Editors: Nick Maskell and Ann Millar
Publisher: Oxford University Press
Book Review by: Nano Khilnani

The topics in this book on the subject of respiratory medicine are self-contained so that you need not refer to a prior or different chapter in order to understand the contents of the present one. But a clear and thorough understanding of the basic elements in respiratory medicine is needed to absorb the materials on a given topic.

Like other desk reference works by Oxford, this one is excellent. The chapters are well organized and there are plenty of study aids to help you absorb the material covered in each one. Among the helpful boxes and illustrations accompanying the main text are charts, diagrams, drawings, graphs, photos within and outside the body (clear full-color and black-and-white ones), tables and x-rays.

The chapters provide you key points on the subject covered in them. Also provided are ‘Authors Tips’ in box forms that reflect their insight that comes only from experience in their specific fields of work in pulmonary-respiratory medicine.

The two editors of this book have pulled together a vast amount of data and knowledge and present it in a well laid-out form in each chapter so that you the medical professional can more easily “digest” the bits of information.

Nick Maskell, MD is a senior lecturer and a consultant physician in respiratory medicine at the North Bristol Lung Center at the University of Bristol in England. Ann Millar, MD is a professor of respiratory medicine in the same center.

Some 140 specialists in numerous aspects of respiratory medicine have contributed to this work that contains 18 chapters, namely:

  • The healthy lung
  • Respiratory physiology
  • Clinical presentations
  • Asthma
  • Chronic obstructive pulmonary disease (COPD)
  • Oxygen
  • Diffuse parenchymal lung disease
  • Infection
  • The immunocompromised host
  • Bronchiectasis
  • Cystic fibrosis
  • Pulmonary vascular problems / issues
  • Lung cancer
  • Pleural disease
  • Sleep
  • Occupation and environment
  • Lung transplantation / intensive therapy unit
  • Orphan lung disease / BOLD

The principal value of this book is its ease of use by busy professionals who need to rapidly refer to specific conditions, disorders or diseases that they encounter in the course of their work, and the available remedies.

The contributors are experts in their fields who provide you clear and comprehensive answers to your questions and solutions to the problems you encounter. This volume shows you how to investigate various conditions and get the information you need to make the right decisions.

Among the features in this book that add value to it are: a breakdown of the detailed contents of this book, and not just a simple table of contents; and a section on abbreviations used in respiratory medicine, so if you do not remember for example what CFRD stands for, you can look it up to find that it is ‘cystic fibrosis-related diabetes mellitus.’

An index at the end of the book helps you quickly go to the pages on a particular topic.
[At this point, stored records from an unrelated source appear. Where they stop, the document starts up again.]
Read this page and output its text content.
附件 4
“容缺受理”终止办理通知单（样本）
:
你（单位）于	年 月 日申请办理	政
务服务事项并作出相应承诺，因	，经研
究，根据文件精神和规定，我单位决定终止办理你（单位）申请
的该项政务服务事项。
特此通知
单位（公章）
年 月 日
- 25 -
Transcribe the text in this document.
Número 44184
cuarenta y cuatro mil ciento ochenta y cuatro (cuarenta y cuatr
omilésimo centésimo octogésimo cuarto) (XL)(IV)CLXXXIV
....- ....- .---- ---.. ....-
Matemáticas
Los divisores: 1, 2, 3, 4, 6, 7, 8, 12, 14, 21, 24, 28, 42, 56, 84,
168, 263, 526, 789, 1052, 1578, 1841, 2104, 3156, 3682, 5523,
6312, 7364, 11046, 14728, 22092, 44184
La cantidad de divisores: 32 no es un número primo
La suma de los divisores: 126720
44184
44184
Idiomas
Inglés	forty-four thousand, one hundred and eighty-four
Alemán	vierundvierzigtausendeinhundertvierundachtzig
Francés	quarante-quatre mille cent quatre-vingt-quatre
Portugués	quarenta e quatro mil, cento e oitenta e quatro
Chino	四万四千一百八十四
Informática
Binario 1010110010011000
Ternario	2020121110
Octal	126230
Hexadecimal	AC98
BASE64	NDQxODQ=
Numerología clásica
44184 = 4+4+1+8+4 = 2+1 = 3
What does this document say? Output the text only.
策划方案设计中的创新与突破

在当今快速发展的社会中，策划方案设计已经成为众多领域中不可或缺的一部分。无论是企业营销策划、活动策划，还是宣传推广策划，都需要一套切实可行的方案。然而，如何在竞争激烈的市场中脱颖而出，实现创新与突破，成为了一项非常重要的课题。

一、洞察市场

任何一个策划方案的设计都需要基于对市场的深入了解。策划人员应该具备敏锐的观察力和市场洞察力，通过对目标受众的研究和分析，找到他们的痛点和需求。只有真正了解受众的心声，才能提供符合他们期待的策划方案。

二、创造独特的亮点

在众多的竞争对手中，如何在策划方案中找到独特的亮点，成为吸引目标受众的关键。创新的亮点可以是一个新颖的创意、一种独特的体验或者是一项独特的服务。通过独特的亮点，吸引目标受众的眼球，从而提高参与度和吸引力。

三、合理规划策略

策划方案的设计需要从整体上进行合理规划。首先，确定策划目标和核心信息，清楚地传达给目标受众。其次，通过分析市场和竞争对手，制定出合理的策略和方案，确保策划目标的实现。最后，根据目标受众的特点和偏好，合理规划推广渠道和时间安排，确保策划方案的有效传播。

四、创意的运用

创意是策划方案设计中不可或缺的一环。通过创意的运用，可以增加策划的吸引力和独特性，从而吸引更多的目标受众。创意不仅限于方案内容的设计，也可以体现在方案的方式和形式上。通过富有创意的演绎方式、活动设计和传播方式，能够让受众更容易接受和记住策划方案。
And if you need more information, a list of books and other sources is provided for you at the end of each chapter.

The organization of material in each chapter includes steps to an analysis of the disorder that helps you determine the treatment.

For example, chapter 8 entitled Infection starts with this step-by-step process of looking at the available data and understanding the disorder, with the following headings:

  • Epidemiology (related factors)
  • Microbiology
  • Diagnosis
  • Differential Diagnosis
  • Clinical features (then an Author’s Tip)
  • Investigations (which include a chemical test, a microbiological test (followed by another Author’s Tip) and a radiological test.

The findings of the tests help you determine the next option to diagnosis and / or treatment. A list of sources for Further Reading is provided at the end of this chapter, as with all of them. This is not only a very handy, practical and easy-to-use book. It is, in my opinion, an essential tool in the practice of respiratory medicine.

The editors – Drs. Nick Maskell and Ann Millar – have done a very remarkable job of gathering so much information from the 140 contributors and woven it so well together with all the graphic aids. You will benefit immensely by using it.